I spent over a month with the people at the "Port de Peche". My days began early in the morning at sunrise, when the first fishermen returned with their catches. I followed the women who supplied the fish to the market and slept with the fishermen under large canopies on the beach in the sweltering midday heat at over 40 degrees. In the afternoon, I spent time with these fishermen as they repaired their boats and fishing nets. In the evening, we sat together by an open fire on the beach. Their trust grew. I was able to find out more about the people, their lives and their stories. Apart from the fishing accidents, I heard many stories of fathers or sons who had left a few years ago to find their fortune in Europe and be able to send money home, but often there is no sign of life from them even after years of absence.

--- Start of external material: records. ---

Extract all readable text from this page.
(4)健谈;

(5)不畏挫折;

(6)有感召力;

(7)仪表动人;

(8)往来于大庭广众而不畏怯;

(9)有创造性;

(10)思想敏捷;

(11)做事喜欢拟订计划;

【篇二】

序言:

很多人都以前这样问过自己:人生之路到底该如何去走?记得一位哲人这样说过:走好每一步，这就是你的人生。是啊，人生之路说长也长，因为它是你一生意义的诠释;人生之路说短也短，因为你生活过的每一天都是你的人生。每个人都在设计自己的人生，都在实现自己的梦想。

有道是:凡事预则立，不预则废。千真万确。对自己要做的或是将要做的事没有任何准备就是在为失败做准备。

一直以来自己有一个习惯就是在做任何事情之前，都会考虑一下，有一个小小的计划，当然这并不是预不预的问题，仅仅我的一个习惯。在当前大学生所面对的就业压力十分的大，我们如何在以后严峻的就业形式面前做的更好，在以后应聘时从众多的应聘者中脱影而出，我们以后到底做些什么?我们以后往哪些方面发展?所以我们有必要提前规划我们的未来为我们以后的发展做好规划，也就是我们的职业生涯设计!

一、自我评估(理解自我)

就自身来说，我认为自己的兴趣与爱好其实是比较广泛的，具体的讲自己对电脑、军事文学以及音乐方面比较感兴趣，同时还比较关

It will not be long before the last fish are caught off the coast of Mauritania and the fishermen become refugees or pirates, as can be seen in Somalia, for example, because if a person is deprived of the opportunity to live off the available resources, he is forced to leave his home. If a person has nothing left to lose, he will explore all possibilities to get money or food.

My special thanks at this point go to the fisherman Boite Mustafa. It was he who introduced me to his community of fishermen and enabled me to immerse myself more deeply in the everyday life of the Muslim people on the edge of the Sahara.